InVivo Therapeutics has announced that the patient enrolled in January in the INSPIRE study of the Neuro-spinal scaffold has improved from a complete AIS A to an incomplete AIS B spinal cord injury in the time between the one-month and the two-month evaluations.
This is the seventh out of the 11 patients (63.6%) with at least one month of follow-up to have had an AIS grade improvement. Two additional patients are early in follow-up and have not yet had their one-month visit. The AIS conversion rate observed in the INSPIRE study to date is considerably higher than published rates observed in a range of spinal cord injury natural history databases that are all below 25%.

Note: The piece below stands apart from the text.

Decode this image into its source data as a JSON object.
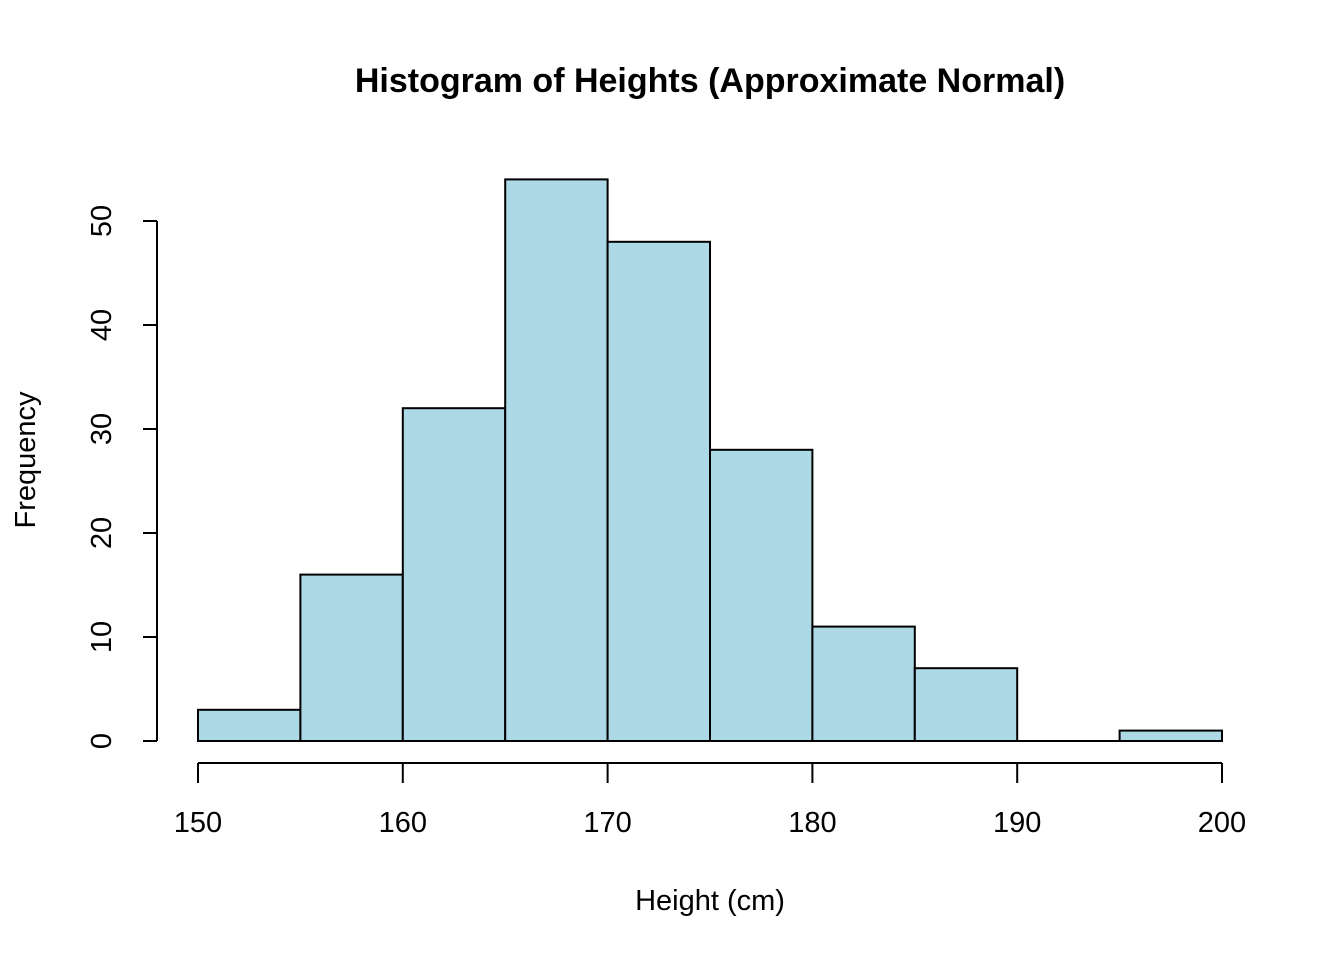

In addition to the AIS conversion, the patient has also experienced substantial improvements in sensory and motor function. Prior to surgery, the subject had a T12 neurological level of injury with some spared bilateral sensation on the front of the legs and unilateral palpable hip muscle contraction but no ability to move either leg. The patient had no sensory function on the front of the legs from just below the knee and no sensory function on the back of the body from just below the waist. At the two-month visit, the patient was able to move his hips and knees bilaterally and had regained at least some sensory function in almost all regions across the lower legs, feet, and the back of the body from just below the waist.

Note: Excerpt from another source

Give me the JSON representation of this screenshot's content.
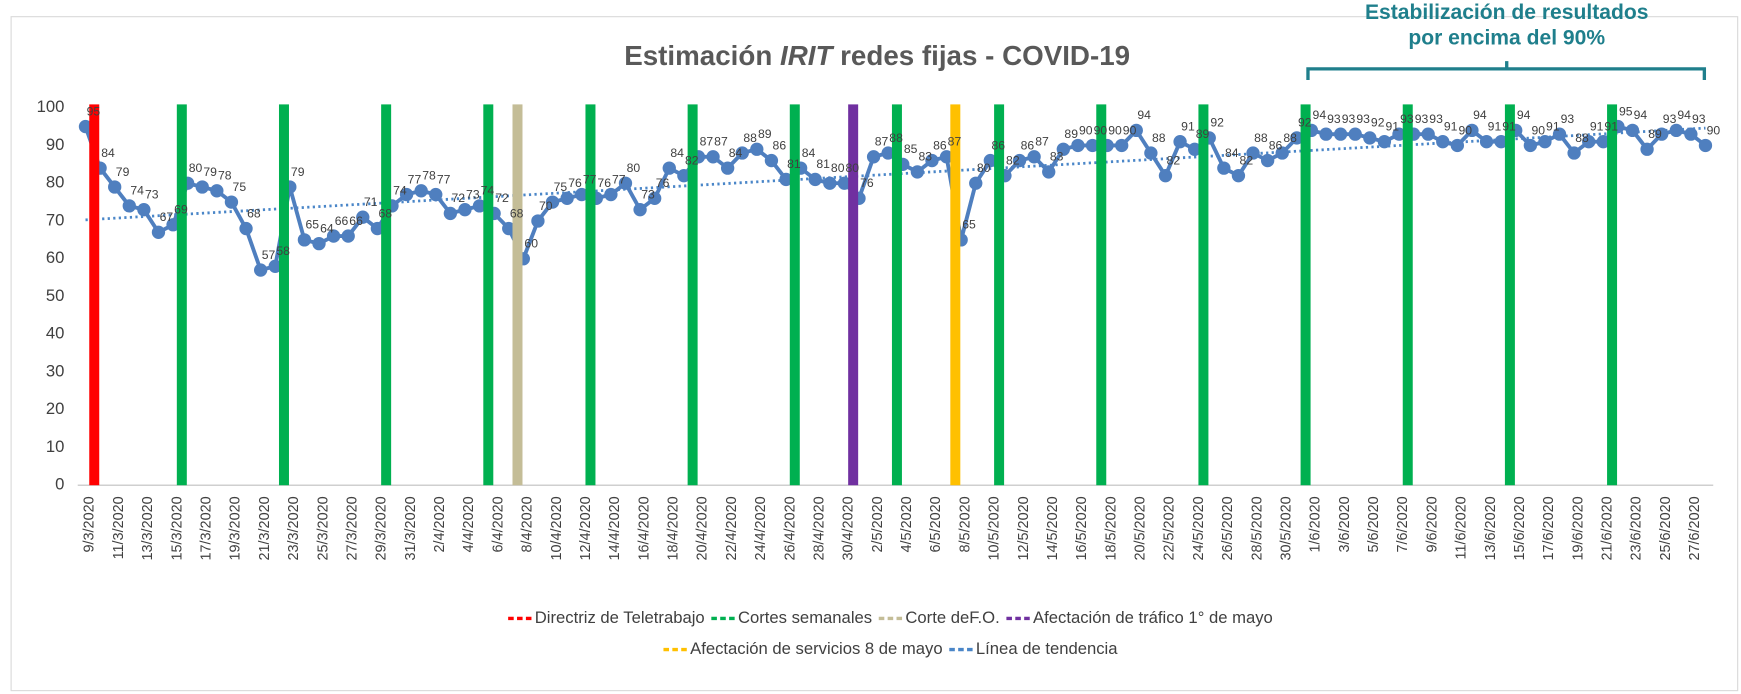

Travis Dumont, director of the Neurovascular Program and principal investigator at Banner -University Medical Center Tucson, in Tuscon, USA, performed the implantation in January. Dumont says, “It has been rewarding to be a part of the INSPIRE study and to follow this patient’s recovery. This patient had a very low thoracic neurological level of injury, and such patients have the best prognosis. Nonetheless, I have been impressed with this patient’s recovery to date and am hopeful that the positive trajectory will continue.”